Illustrates the KV Cache inference path in LLMs, showing how prefill and iterative decoding with cached Key/Value states optimize token generation by avoid
%%{init: {"theme": "base", "themeVariables": {"background": "#ffffff", "primaryColor": "#f0fdf4", "primaryBorderColor": "#22c55e", "primaryTextColor": "#0f172a", "lineColor": "#64748b"}}}%%
flowchart TB
P["完整 prompt_ids"] --> PF["Prefill<br>整段 prompt 一次性过模型"]
PF --> K["每层缓存 K / V"]
K --> DS["Decode Step t<br>只输入 1 个新 token"]
DS --> RP["start_pos + 新 Q/K/V 计算"]
RP --> CAT["新 K/V 追加到缓存尾部"]
CAT --> AT["attention(new query, cached KV)"]
AT --> NX["next_token logits"]
NX -. "下一步继续" .-> DS
classDef seq fill:#eff6ff,stroke:#60a5fa,color:#0f172a;
classDef cache fill:#f0fdf4,stroke:#22c55e,color:#0f172a;
classDef core fill:#f8fafc,stroke:#94a3b8,color:#0f172a;
class P,PF,DS,RP,AT,NX seq;
class K,CAT cache;
class core core;
This diagram illustrates the inference process for Large Language Models (LLMs) utilizing a Key-Value (KV) Cache. It details the initial 'Prefill' phase where the entire prompt is processed, and the subsequent iterative 'Decode Step' where new tokens are generated. During decoding, only the new token's Key and Value vectors are computed and appended to the existing cache, significantly reducing computational overhead by reusing historical K/V states for attention calculations.
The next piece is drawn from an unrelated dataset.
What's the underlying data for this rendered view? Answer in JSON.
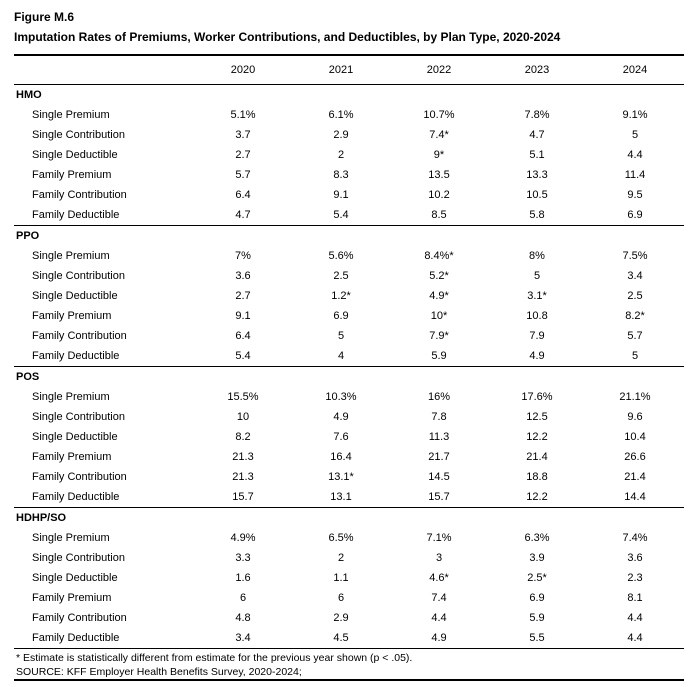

Use this diagram to explain or understand the optimization techniques for LLM inference, particularly how KV caching improves efficiency and speed during text generation. It's useful for demonstrating the difference between full recomputation and incremental decoding, especially in scenarios requiring fast token generation or long sequence contexts.
To adapt this diagram, you could add specific components like a 'Tokenizer' or 'Output Layer' for more detail. You could also expand on the 'Prefill' step to show batching, or on the 'Decode Step' to include sampling strategies (e.g., greedy, top-k, nucleus). For different architectures, modify the 'Attention' block to reflect specific attention mechanisms or add steps for speculative decoding.